Kate did as she was told, untying blankets, a leather sack that held some of her homemade bread and some honey and hard tack. She walked to one of the other horses to untie the rope that held her heavier coat. She ran toward the cabin, leaning into the wind and putting some of her supplies in front of her face to shield it from the stinging sleet. Luke unloaded the rest of what he needed and followed, closing the gates across the opening of the lean-to so the horses couldn’t wander off. He and Kate both felt a sudden and welcome relief from the weather when they barged into the cabin and slammed the door shut.
“I’ll get a fire going and warm it up in here,” Luke told her.

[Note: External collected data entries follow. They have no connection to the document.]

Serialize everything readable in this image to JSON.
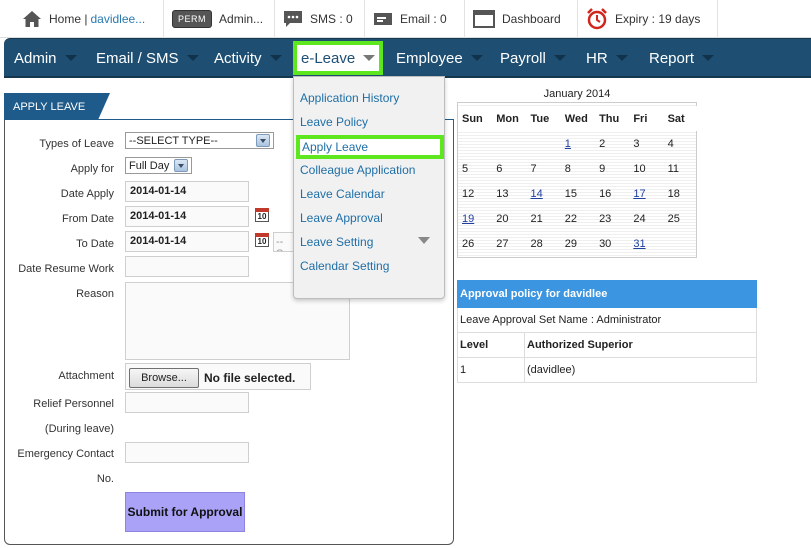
{
  "topbar": {
    "home_label": "Home |",
    "user_link": "davidlee...",
    "perm_badge": "PERM",
    "admin_label": "Admin...",
    "sms_label": "SMS : 0",
    "email_label": "Email : 0",
    "dashboard_label": "Dashboard",
    "expiry_label": "Expiry : 19 days"
  },
  "nav": {
    "items": [
      "Admin",
      "Email / SMS",
      "Activity",
      "e-Leave",
      "Employee",
      "Payroll",
      "HR",
      "Report"
    ],
    "active": "e-Leave"
  },
  "dropdown": {
    "items": [
      "Application History",
      "Leave Policy",
      "Apply Leave",
      "Colleague Application",
      "Leave Calendar",
      "Leave Approval",
      "Leave Setting",
      "Calendar Setting"
    ],
    "selected": "Apply Leave"
  },
  "tab_label": "APPLY LEAVE",
  "form": {
    "labels": {
      "types_of_leave": "Types of Leave",
      "apply_for": "Apply for",
      "date_apply": "Date Apply",
      "from_date": "From Date",
      "to_date": "To Date",
      "date_resume": "Date Resume Work",
      "reason": "Reason",
      "attachment": "Attachment",
      "relief_1": "Relief Personnel",
      "relief_2": "(During leave)",
      "emergency_1": "Emergency Contact",
      "emergency_2": "No."
    },
    "types_value": "--SELECT TYPE--",
    "apply_for_value": "Full Day",
    "date_apply_value": "2014-01-14",
    "from_date_value": "2014-01-14",
    "to_date_value": "2014-01-14",
    "to_date_extra": "-- S",
    "cal_icon_text": "10",
    "browse_label": "Browse...",
    "no_file_label": "No file selected.",
    "submit_label": "Submit for Approval"
  },
  "calendar": {
    "title": "January 2014",
    "weekdays": [
      "Sun",
      "Mon",
      "Tue",
      "Wed",
      "Thu",
      "Fri",
      "Sat"
    ],
    "weeks": [
      [
        "",
        "",
        "",
        "1",
        "2",
        "3",
        "4"
      ],
      [
        "5",
        "6",
        "7",
        "8",
        "9",
        "10",
        "11"
      ],
      [
        "12",
        "13",
        "14",
        "15",
        "16",
        "17",
        "18"
      ],
      [
        "19",
        "20",
        "21",
        "22",
        "23",
        "24",
        "25"
      ],
      [
        "26",
        "27",
        "28",
        "29",
        "30",
        "31",
        ""
      ]
    ],
    "linked_days": [
      "1",
      "14",
      "17",
      "19",
      "31"
    ]
  },
  "approval": {
    "title": "Approval policy for davidlee",
    "set_name": "Leave Approval Set Name : Administrator",
    "col_level": "Level",
    "col_superior": "Authorized Superior",
    "rows": [
      {
        "level": "1",
        "superior": "(davidlee)"
      }
    ]
  },
  "colors": {
    "nav_bg": "#1e4f73",
    "highlight": "#5ee61f",
    "link": "#1f6fa6",
    "approval_header": "#3b95e0",
    "submit_bg": "#a9a2f6"
  }
}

He stood his rifle against the wall near the door and dropped the things he was carrying onto the wood plank floor. The walls creaked against the wind while Kate sorted through their supplies and spread out their bedrolls and some blankets. Luke got a fire going with wood someone had left behind, and soon flames snapped and spit inside the stone fireplace. The warmth created fought with the cold air that insisted on making its way through cracks in the broken chinking between the cabin’s log walls.

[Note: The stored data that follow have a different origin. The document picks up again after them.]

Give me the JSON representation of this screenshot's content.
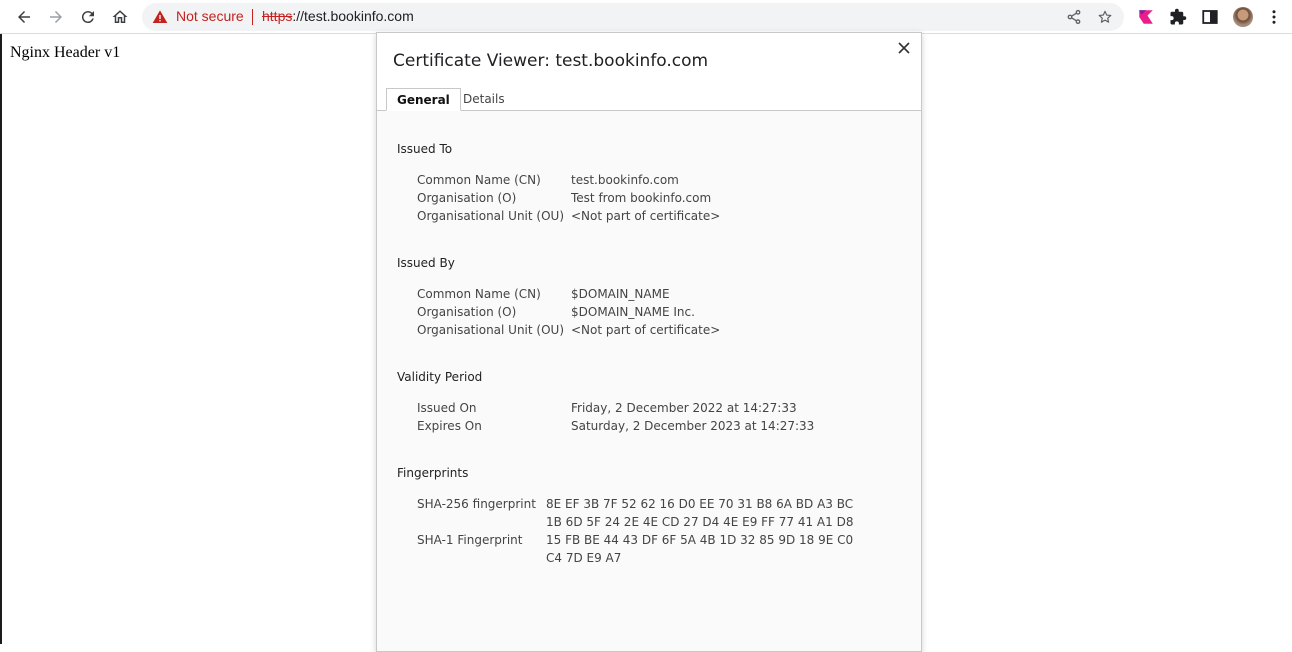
{
  "browser": {
    "security_label": "Not secure",
    "url_scheme": "https",
    "url_rest": "://test.bookinfo.com"
  },
  "page": {
    "heading": "Nginx Header v1"
  },
  "dialog": {
    "title": "Certificate Viewer: test.bookinfo.com",
    "tabs": [
      {
        "label": "General",
        "active": true
      },
      {
        "label": "Details",
        "active": false
      }
    ],
    "issued_to": {
      "title": "Issued To",
      "rows": [
        {
          "label": "Common Name (CN)",
          "value": "test.bookinfo.com"
        },
        {
          "label": "Organisation (O)",
          "value": "Test from bookinfo.com"
        },
        {
          "label": "Organisational Unit (OU)",
          "value": "<Not part of certificate>"
        }
      ]
    },
    "issued_by": {
      "title": "Issued By",
      "rows": [
        {
          "label": "Common Name (CN)",
          "value": "$DOMAIN_NAME"
        },
        {
          "label": "Organisation (O)",
          "value": "$DOMAIN_NAME Inc."
        },
        {
          "label": "Organisational Unit (OU)",
          "value": "<Not part of certificate>"
        }
      ]
    },
    "validity": {
      "title": "Validity Period",
      "rows": [
        {
          "label": "Issued On",
          "value": "Friday, 2 December 2022 at 14:27:33"
        },
        {
          "label": "Expires On",
          "value": "Saturday, 2 December 2023 at 14:27:33"
        }
      ]
    },
    "fingerprints": {
      "title": "Fingerprints",
      "rows": [
        {
          "label": "SHA-256 fingerprint",
          "line1": "8E EF 3B 7F 52 62 16 D0 EE 70 31 B8 6A BD A3 BC",
          "line2": "1B 6D 5F 24 2E 4E CD 27 D4 4E E9 FF 77 41 A1 D8"
        },
        {
          "label": "SHA-1 Fingerprint",
          "line1": "15 FB BE 44 43 DF 6F 5A 4B 1D 32 85 9D 18 9E C0",
          "line2": "C4 7D E9 A7"
        }
      ]
    }
  },
  "colors": {
    "danger": "#c5221f",
    "dialog_bg": "#fafafa",
    "toolbar_icon": "#5f6368"
  },
  "icons": [
    "back-icon",
    "forward-icon",
    "reload-icon",
    "home-icon",
    "warning-icon",
    "share-icon",
    "star-icon",
    "extension-flag-icon",
    "puzzle-icon",
    "side-panel-icon",
    "avatar",
    "kebab-menu-icon",
    "close-icon"
  ]
}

Kate poured water into the porcelain-lined coffeepot and added grounds wrapped in cheesecloth, then set the pot on a grate near the fire. “Right now, the flames are too high to set the coffee any closer,” she told Luke. She thought how she and Luke had worked
out a routine over the last few days where each knew his and her jobs. There was no need to ask or to tell the other what to do next. Like an old married couple. She sat down on her bedroll near the fire and waited for the tiny cabin to warm up, if that was possible.

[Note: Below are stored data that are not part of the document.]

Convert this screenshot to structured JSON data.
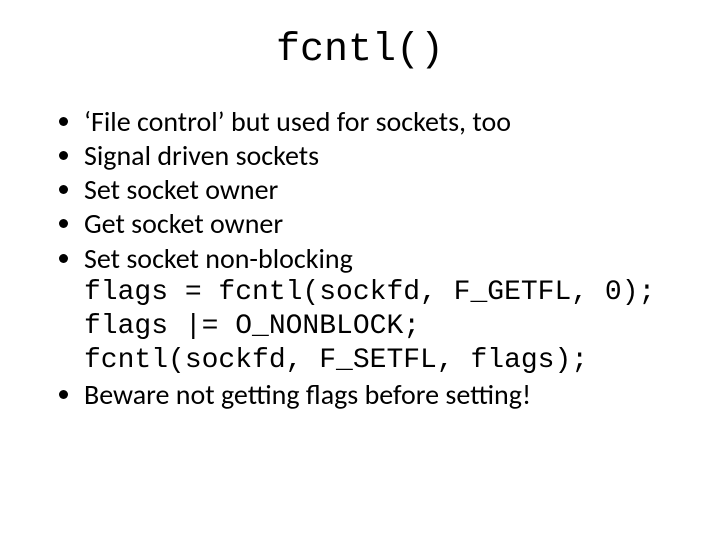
{
  "title": "fcntl()",
  "bullets": {
    "b0": "‘File control’ but used for sockets, too",
    "b1": "Signal driven sockets",
    "b2": "Set socket owner",
    "b3": "Get socket owner",
    "b4": "Set socket non-blocking"
  },
  "code": {
    "l0": "flags = fcntl(sockfd, F_GETFL, 0);",
    "l1": "flags |= O_NONBLOCK;",
    "l2": "fcntl(sockfd, F_SETFL, flags);"
  },
  "bullets2": {
    "b0": "Beware not getting flags before setting!"
  }
}
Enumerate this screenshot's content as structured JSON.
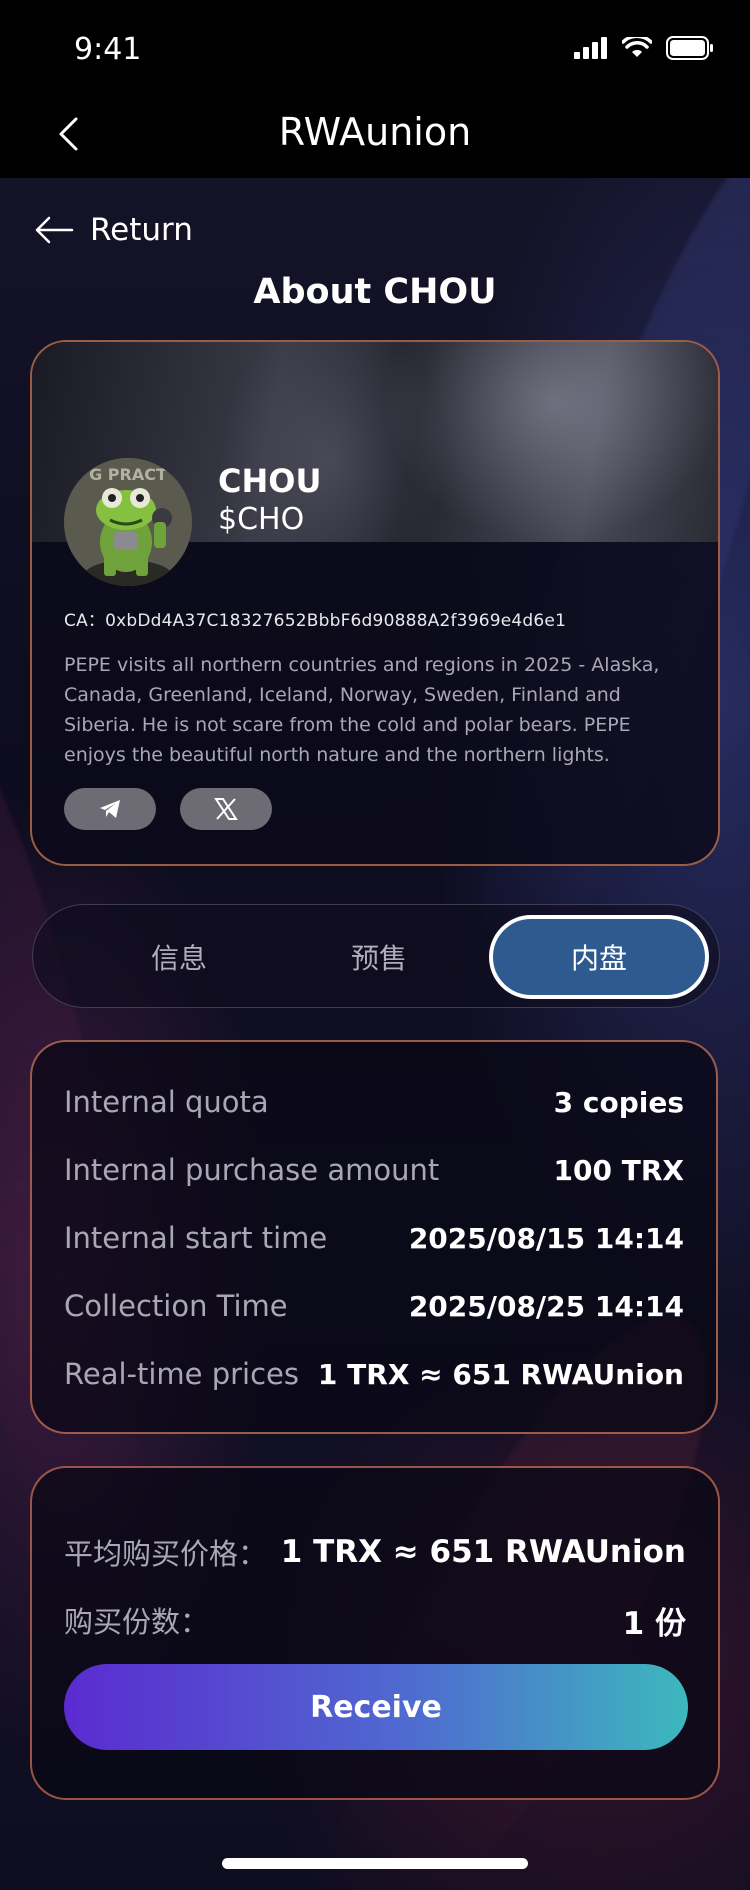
{
  "status_bar": {
    "time": "9:41"
  },
  "nav": {
    "title": "RWAunion"
  },
  "page": {
    "return_label": "Return",
    "title": "About CHOU"
  },
  "token": {
    "name": "CHOU",
    "symbol": "$CHO",
    "ca": "CA：0xbDd4A37C18327652BbbF6d90888A2f3969e4d6e1",
    "description": "PEPE visits all northern countries and regions in 2025 - Alaska, Canada, Greenland, Iceland, Norway, Sweden, Finland and Siberia. He is not scare from the cold and polar bears. PEPE enjoys the beautiful north nature and the northern lights.",
    "avatar_text": "G PRACT",
    "socials": [
      "telegram-icon",
      "x-icon"
    ]
  },
  "tabs": [
    {
      "label": "信息",
      "active": false
    },
    {
      "label": "预售",
      "active": false
    },
    {
      "label": "内盘",
      "active": true
    }
  ],
  "info": [
    {
      "label": "Internal quota",
      "value": "3 copies"
    },
    {
      "label": "Internal purchase amount",
      "value": "100 TRX"
    },
    {
      "label": "Internal start time",
      "value": "2025/08/15 14:14"
    },
    {
      "label": "Collection Time",
      "value": "2025/08/25 14:14"
    },
    {
      "label": "Real-time prices",
      "value": "1 TRX ≈ 651 RWAUnion"
    }
  ],
  "purchase": {
    "avg_price_label": "平均购买价格：",
    "avg_price_value": "1 TRX ≈ 651 RWAUnion",
    "copies_label": "购买份数：",
    "copies_value": "1 份",
    "button_label": "Receive"
  },
  "colors": {
    "card_border": "#cc7850",
    "active_tab": "#2f5a90",
    "button_gradient_start": "#5b2bd0",
    "button_gradient_end": "#3cb8bd"
  }
}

“This sudden change in weather could be gone again by morning,” Luke said, adding one more log to the fire.
“I hope so,” Kate replied. She rubbed at the backs of her arms. “I’ve never seen the weather change so fast as it does out here.”
“Nothing out here is normal,” Luke commented. “But being out of the wind makes things feel warmer even without a fire.” He came to sit down beside her and moved an arm around her shoulders. “You okay? You’ve been walking around on that leg like it was never injured.”
Kate winced as she unbuttoned her left boot and opened it to pull it off. “I’m fine. There are times when you just do what needs doing and hope you don’t pay for it later.” She removed her other boot.
Luke told her to turn sideways and put her feet in his lap. “I’d better make sure nothing is bleeding.”
Kate lay down on her bedroll and offered her feet. Luke reached under her dress and carefully removed her knee-high stockings.
“I should have carried you in here.”
“In that awful sleet and wind? And with the supplies we had to carry in? Nonsense.” Kate thought how odd it was that only days ago she’d been mortified this man had seen her wearing nothing but a man’s shirt when she’d let him take care of her leg. Now she relished his touch.
He examined the bandages wrapped around her leg. “Things look pretty good,” he told her. “I don’t see any blood on the bandages.” He gently squeezed the area around the wound. “Does any of this hurt?”
“No. Just a surface sting from the healing.”
“It’s going to be that way for a while yet.” Luke removed his hat and tossed it aside, then removed his leather vest and unbuckled his gun belt. He gently set her feet aside and removed his boots.